Download or read book Rewriting You written by Emilia Finn and published by High Interest Books: Survivor. This book was released on 2018-06-07 with total page 392 pages. Available in PDF, EPUB and Kindle. Book excerpt: I'm a mom to teenagers... I'm also my late husband's executioner.He was an abusive man on the fast track to devastation. He hung me from a fancy chandelier to die. Had my saviours driven the long way home, I wouldn't be here today to tell my story. It's been a long road since then, but my children and I have finally moved back to town. It's time to lay some ghosts to bed. It's time to truly thank my heroes. It's time to start living again. My name is Lindsi Conner, and it's time to rewrite my story.*Cocky? Check!Handsome? Double check!Free spirited and loving it? Check, check, check.My name is Oscar Franks - Deputy Oscar Franks - and I love my life exactly the way it is. I'm thirty-six years old and single by choice. I don't need complications in my life.That's what I've been telling myself, anyway. That was until she came to town.

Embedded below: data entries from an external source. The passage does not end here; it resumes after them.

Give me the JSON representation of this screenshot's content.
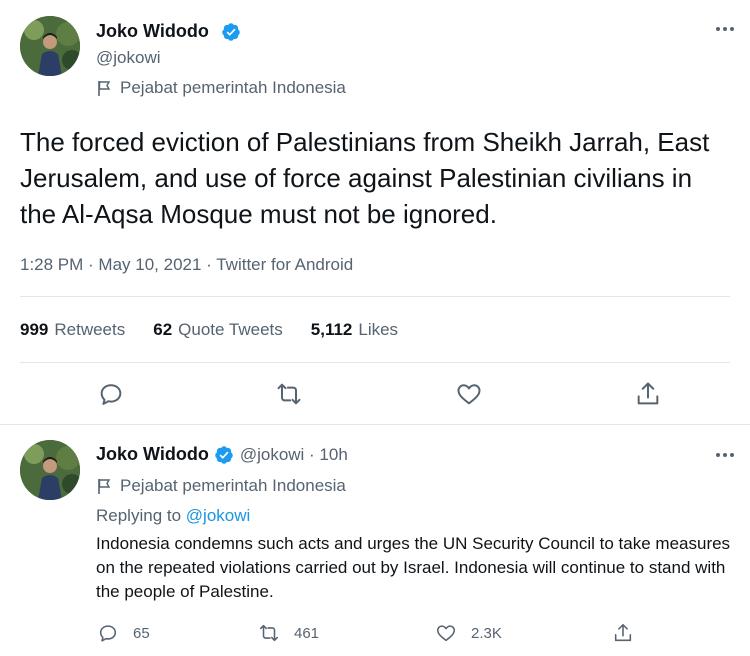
{
  "main_tweet": {
    "author_name": "Joko Widodo",
    "handle": "@jokowi",
    "label": "Pejabat pemerintah Indonesia",
    "text": "The forced eviction of Palestinians from Sheikh Jarrah, East Jerusalem, and use of force against Palestinian civilians in the Al-Aqsa Mosque must not be ignored.",
    "meta": "1:28 PM · May 10, 2021 · Twitter for Android",
    "stats": {
      "retweets_count": "999",
      "retweets_label": "Retweets",
      "quotes_count": "62",
      "quotes_label": "Quote Tweets",
      "likes_count": "5,112",
      "likes_label": "Likes"
    }
  },
  "reply_tweet": {
    "author_name": "Joko Widodo",
    "handle_time": "@jokowi · 10h",
    "label": "Pejabat pemerintah Indonesia",
    "replying_prefix": "Replying to",
    "replying_handle": "@jokowi",
    "text": "Indonesia condemns such acts and urges the UN Security Council to take measures on the repeated violations carried out by Israel. Indonesia will continue to stand with the people of Palestine.",
    "actions": {
      "reply_count": "65",
      "retweet_count": "461",
      "like_count": "2.3K"
    }
  },
  "colors": {
    "text_primary": "#0f1419",
    "text_secondary": "#566370",
    "link": "#1b95e0",
    "verified": "#1d9bf0",
    "divider": "#e1e6ea"
  },
  "icons": [
    "verified-badge-icon",
    "government-label-icon",
    "more-icon",
    "reply-icon",
    "retweet-icon",
    "like-icon",
    "share-icon"
  ]
}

Download or read book Rewriting Children s Rights Judgments written by Helen Stalford and published by Bloomsbury Publishing. This book was released on 2017-11-02 with total page 615 pages. Available in PDF, EPUB and Kindle. Book excerpt: This important edited collection is the culmination of research undertaken by the Children's Rights Judgments Project. This initiative involved academic experts revisiting existing case law, drawn from a range of legal sub-disciplines and jurisdictions, and redrafting the judgment from a children's rights perspective. The rewritten judgments shed light on the conceptual and practical challenges of securing children's rights within judicial decision-making and explore how developments in theory and practice can inform and (re-)invigorate the legal protection of children's rights. Collectively, the judgments point to five key factors that support a children's rights-based approach to judgment writing. These include: using children's rights law and principles; drawing on academic insights and evidence; endorsing child friendly procedures; adopting a children's rights focused narrative; and using child-friendly language. Each judgment is accompanied by a commentary explaining the historical and legal context of the original case and the rationale underpinning the revised judgment including the particular children's rights perspective adopted; the extent to which it addresses the children's rights deficiencies evident in the original judgment; and the potential impact the alternative version might have had on law, policy or practice. Presented thematically, with contributions from leading scholars in the field, this innovative collection offers a truly new and unique perspective on children's rights.